Hayes sentence a travesty

6 min read

I’ve thought long and hard about this; I’ve bitten my tongue for a day or so but I’ve waited long enough: the 14-year prison sentence meted out to former swaps trader Tom Hayes at the start of the week over attempts to rig yen Libor was a Draconian and ruthless penalty far in excess of the severity of his transgressions.

He’s not a rapist or a murderer, for God’s sake. He didn’t rob old ladies at knifepoint; run a drug cartel; engage in human trafficking; or run a child prostitution ring. Nor is he a sinister Mafia Don sitting at the centre of a global organised crime ring. The ”Machiavelli of Libor” forced to stand trial in a locked glass-enclosed dock? Really?
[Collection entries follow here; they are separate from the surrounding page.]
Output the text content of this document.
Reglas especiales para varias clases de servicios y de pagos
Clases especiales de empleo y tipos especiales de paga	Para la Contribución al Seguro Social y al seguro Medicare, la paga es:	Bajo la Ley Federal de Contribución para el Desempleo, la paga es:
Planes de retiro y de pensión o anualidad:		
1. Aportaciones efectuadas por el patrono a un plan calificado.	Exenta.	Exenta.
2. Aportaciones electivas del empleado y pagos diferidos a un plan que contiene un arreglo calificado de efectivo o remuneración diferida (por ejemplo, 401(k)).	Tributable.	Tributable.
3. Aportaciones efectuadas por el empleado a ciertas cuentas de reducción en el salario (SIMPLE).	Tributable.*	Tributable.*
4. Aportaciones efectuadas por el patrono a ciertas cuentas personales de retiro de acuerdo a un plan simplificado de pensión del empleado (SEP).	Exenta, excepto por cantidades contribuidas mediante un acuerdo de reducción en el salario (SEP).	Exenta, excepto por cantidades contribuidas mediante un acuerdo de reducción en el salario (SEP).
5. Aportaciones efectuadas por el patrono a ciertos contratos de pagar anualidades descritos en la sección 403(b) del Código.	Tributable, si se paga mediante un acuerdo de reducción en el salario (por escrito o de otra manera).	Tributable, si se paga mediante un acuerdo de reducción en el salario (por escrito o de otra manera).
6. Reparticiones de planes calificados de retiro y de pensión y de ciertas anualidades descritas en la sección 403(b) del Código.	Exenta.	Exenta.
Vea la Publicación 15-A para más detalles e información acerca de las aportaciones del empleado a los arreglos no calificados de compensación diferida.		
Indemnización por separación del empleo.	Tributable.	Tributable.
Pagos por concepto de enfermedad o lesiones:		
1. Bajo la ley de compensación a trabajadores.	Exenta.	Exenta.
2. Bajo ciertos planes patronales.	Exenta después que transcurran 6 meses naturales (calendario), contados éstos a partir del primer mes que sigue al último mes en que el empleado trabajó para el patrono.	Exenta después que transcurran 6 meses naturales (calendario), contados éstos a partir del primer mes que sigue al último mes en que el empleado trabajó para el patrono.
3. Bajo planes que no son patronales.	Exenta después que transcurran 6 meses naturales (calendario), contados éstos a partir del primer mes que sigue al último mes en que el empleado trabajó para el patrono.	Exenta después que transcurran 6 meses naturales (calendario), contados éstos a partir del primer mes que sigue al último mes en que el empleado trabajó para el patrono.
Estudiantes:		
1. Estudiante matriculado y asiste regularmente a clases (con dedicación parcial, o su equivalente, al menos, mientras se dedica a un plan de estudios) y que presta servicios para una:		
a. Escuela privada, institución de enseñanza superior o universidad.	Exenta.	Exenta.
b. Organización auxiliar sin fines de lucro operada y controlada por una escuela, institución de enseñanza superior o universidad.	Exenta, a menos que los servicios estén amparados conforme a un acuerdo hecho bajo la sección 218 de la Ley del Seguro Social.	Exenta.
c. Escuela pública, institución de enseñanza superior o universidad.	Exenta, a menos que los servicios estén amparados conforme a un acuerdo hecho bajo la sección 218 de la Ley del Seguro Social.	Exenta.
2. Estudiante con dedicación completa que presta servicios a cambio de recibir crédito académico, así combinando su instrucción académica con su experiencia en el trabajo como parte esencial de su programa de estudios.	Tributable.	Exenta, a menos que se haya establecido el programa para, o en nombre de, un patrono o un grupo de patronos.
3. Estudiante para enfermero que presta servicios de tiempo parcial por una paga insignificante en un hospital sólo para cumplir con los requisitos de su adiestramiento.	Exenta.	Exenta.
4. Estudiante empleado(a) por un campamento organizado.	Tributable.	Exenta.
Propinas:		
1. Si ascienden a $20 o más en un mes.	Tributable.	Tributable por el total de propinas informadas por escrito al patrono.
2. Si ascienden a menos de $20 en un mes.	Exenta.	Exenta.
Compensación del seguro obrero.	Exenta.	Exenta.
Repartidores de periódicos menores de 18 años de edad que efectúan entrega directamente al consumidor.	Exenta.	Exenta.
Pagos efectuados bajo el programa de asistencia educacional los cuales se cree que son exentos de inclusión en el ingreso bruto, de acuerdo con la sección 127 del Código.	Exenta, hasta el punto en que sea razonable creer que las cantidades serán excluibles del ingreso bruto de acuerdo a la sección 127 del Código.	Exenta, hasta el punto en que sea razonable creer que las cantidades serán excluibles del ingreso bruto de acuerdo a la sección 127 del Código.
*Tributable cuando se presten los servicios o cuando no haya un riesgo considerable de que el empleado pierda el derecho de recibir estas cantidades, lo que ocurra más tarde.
He was absolutely and incontrovertibly scapegoated. The vindictive outcome was intended as much to salvage the reputation of the UK’s Serious Fraud Office in a totally separate political side-story; as much to silence critics who accuse the UK’s financial watchdogs of being soft; as much to give the finger to the US Department of Justice with which UK judicial authorities were in competition to try the case (the DoJ had been planning to extradite Hayes to the US) as it was to send any signal to the wider banking community. Or – much more to the point – find a penalty properly consistent with Hayes’ misdemeanours.

It was a smug and conceited play to the gallery of anti-banker sentiment and, as such, depressingly consistent with the prejudice and lust for revenge that’s been emanating from the public policy machine since the financial crisis. Hayes took the rap for seven years of stored-up hatred.

Let’s be clear here: I’m not condoning wrongdoing. As I’ve said before, those who went over the line need to be punished. But 14 years, twice the sentence handed to rogue trader Kweku Adoboli? Significantly more than convicted insider trader Raj Rajaratnam’s 11 years? Come on… Hayes won’t be eligible for parole until August 2022!

Mitigation

I’m not sure I want to get into the significance of Hayes’ aborted SOCPA plea, his wonky legal strategy, claims of negative bias from the judge or his supposed inability to find what he did dishonest. But do I think the fact that Hayes was a shabbily-dressed, socially-awkward, deeply eccentric patterns-obsessed weirdo with Asperger’s syndrome sleeping into his 20s under a Superhero duvet; all of that Rain Man, Kid Asperger, and Tommy Chocolate stuff is relevant? Yes.

Do I think the fact that the man needed the help of a court intermediary to help him through the trial; where the jury was told to try and ignore the manner and curtness of his responses is relevant and mitigating? Yep.

Do I think the fact that Libor-rigging was commonplace, that Hayes’ managers and bosses knew what he was doing were mitigating circumstances? Yes.

“The fact that others were doing the same as you is no excuse, nor is the fact that your immediate managers saw the benefit of what you were doing and condoned it and embraced it, if not encouraged it,” the judge said at sentencing. Those comments speak volumes. I’m not sure I agree with the judge. At worst, if it wasn’t an excuse per se it should definitely have played against the severity of the sentence. And can we assume his managers will be next to face trial?

And who were the victims here? Did Hayes actually succeed in altering the Libor rate? Again, the judge:

“…the extent to which the published rates changed from what they would otherwise be cannot be assessed, particularly as there appear to have been some other banks … attempting the same activity with contrary trading interest to yours”.

“The number of victims is not clear on the evidence…”

“…it is effectively impossible to assess the scale of the losses caused to the counterparties to the trades in which you and your employers participated …”

So: a) no identifiable victims; b) no evidence of losses; c) no proof that Libor actually changed.

And, saving the best for last (my italics): “It is no excuse to say that banks were involved in lowballing at the time in order to avoid suggestions of liquidity or solvency issuers in the stressed markets of 2007-2009. That was not permissible but was different in kind from the attempted manipulation of Libor to make profits, even if the movements you sought were generally of lesser figures than those which you suggested to the jury were the result of lowballing on the basis of directions from more senior managers at the bank”.

In other words, it’s OK for senior management or even monetary authorities to lean on people to manipulate Libor in order, in effect, to mislead the banking sector and its global network of interlocked counterparties as long as institutional or systemic issues are at issue?

This saga is by no means even remotely at an end, with more trials coming in the autumn and others bound to kick off in the light of Hayes’ recorded testimony to the SFO. But was this case a victory for British financial authorities, as advertised? Was it, hell.